BOCA BEACON (Florida) 01 July 05 Researcher awaits iguana study funding
Although biologist Dr. Jerry Jackson has signed a contract with Lee County Animal Services to help rid Gasparilla Island of spiny tailed iguanas, he hasn't seen the county's promised $16,000 research grant yet.
Meanwhile, Jackson and his wife Dr. Betty Jackson have been traveling to the island about once a week since May to study the invasive reptiles at their own expense.
"When we get the money, we'll hire a couple of graduate students to help us," Jackson said. "The wheels of bureaucracy are moving slowly, but we're progressing."
Meanwhile, Jackson can't wait to get his hands on the dead iguanas in Scott Trebatoski's freezer.
"Animal Services has been on Gasparilla Island catching them for us, and they have about 35 so far," said Jackson, a professor and Whitaker Eminent Scholar at Florida Gulf Coast University. "We may need more."
Many island residents would be glad if he took them all. Iguanas have been blamed for everything from blocking dryer vents to eating gardens and baby birds.

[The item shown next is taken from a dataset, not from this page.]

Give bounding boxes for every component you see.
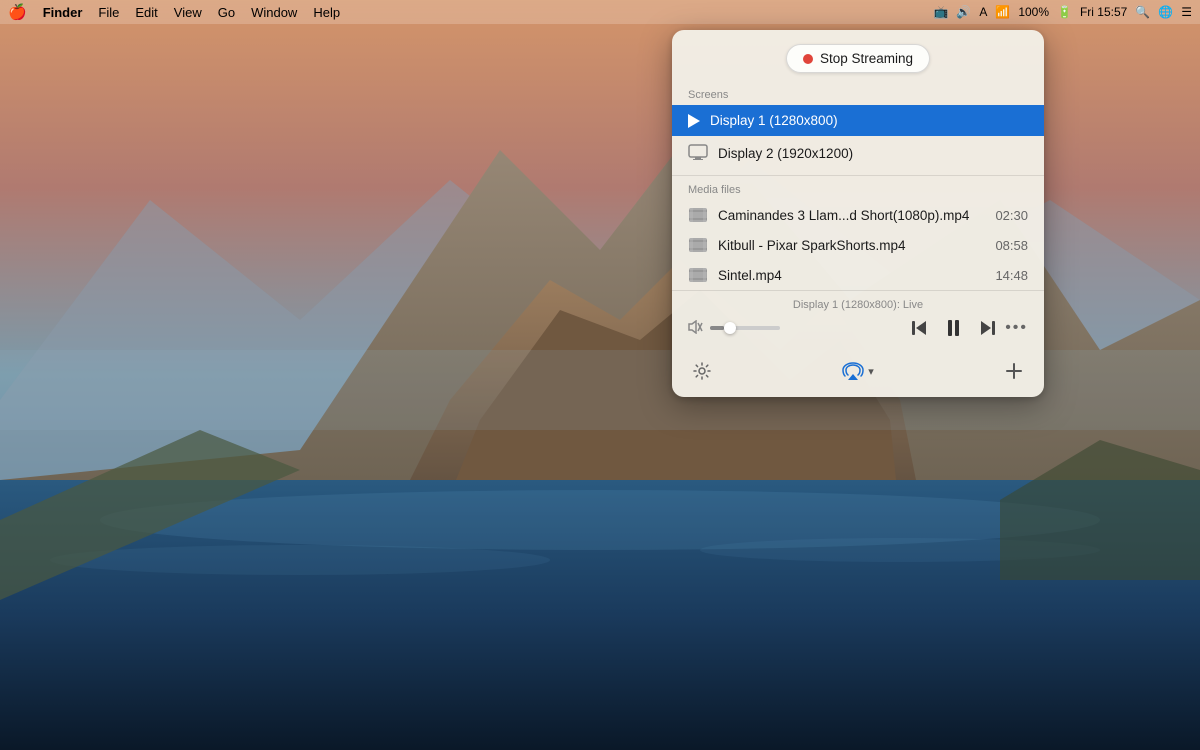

Now, it seems, they may be threatening the island's coastal environment as well, by burrowing into sand dunes.
Jackson has been contracted by animal services director Trebatoski to find a way to eliminate, or at least control, the island's estimated population of 10,000 spiny-tailed iguanas. The dead iguanas, which were trapped and humanely euthanized, will yield a lot of information about how the exotic reptiles have adapted to life on Gasparilla Island since they were released here about 30 years ago.
The Jacksons needed a permit from the university's Institutional Animal Care Committee before they could actually touch live or dead iguanas. They got it on June 24.
"It didn't hold us up, because we had a lot of baseline work to do," Jackson said. Their observations have already yielded some surprising information.
The adult iguanas living in the island's sand dunes behave like prairie dogs, working together to construct elaborate burrows with multiple entrances. Some of their tunnels go 6 feet into the dunes before they turn, creating a potential erosion problem.
"We're not dealing with individuals, but groups of individuals," Jackson said. "There's usually one dominant male, several females and juveniles living together. The males have harems, and they keep other males away. No one who's looked at the iguanas here has given much consideration to that."
Vasectomizing the dominant males, so they retain their aggressiveness but can't reproduce, could help control the population. Jackson admitted he didn't know if that was feasible, or even possible.
Necropsies on the dead iguanas will help Jackson determine their population structure, sex ratio, ages, sizes, parasites and reproductive condition.
"Do they have a narrow or wide breeding season? Are they carrying salmonella, and are they a reservoir for West Nile virus, like alligators? If we kill them, we want to get as much good out of them as we can."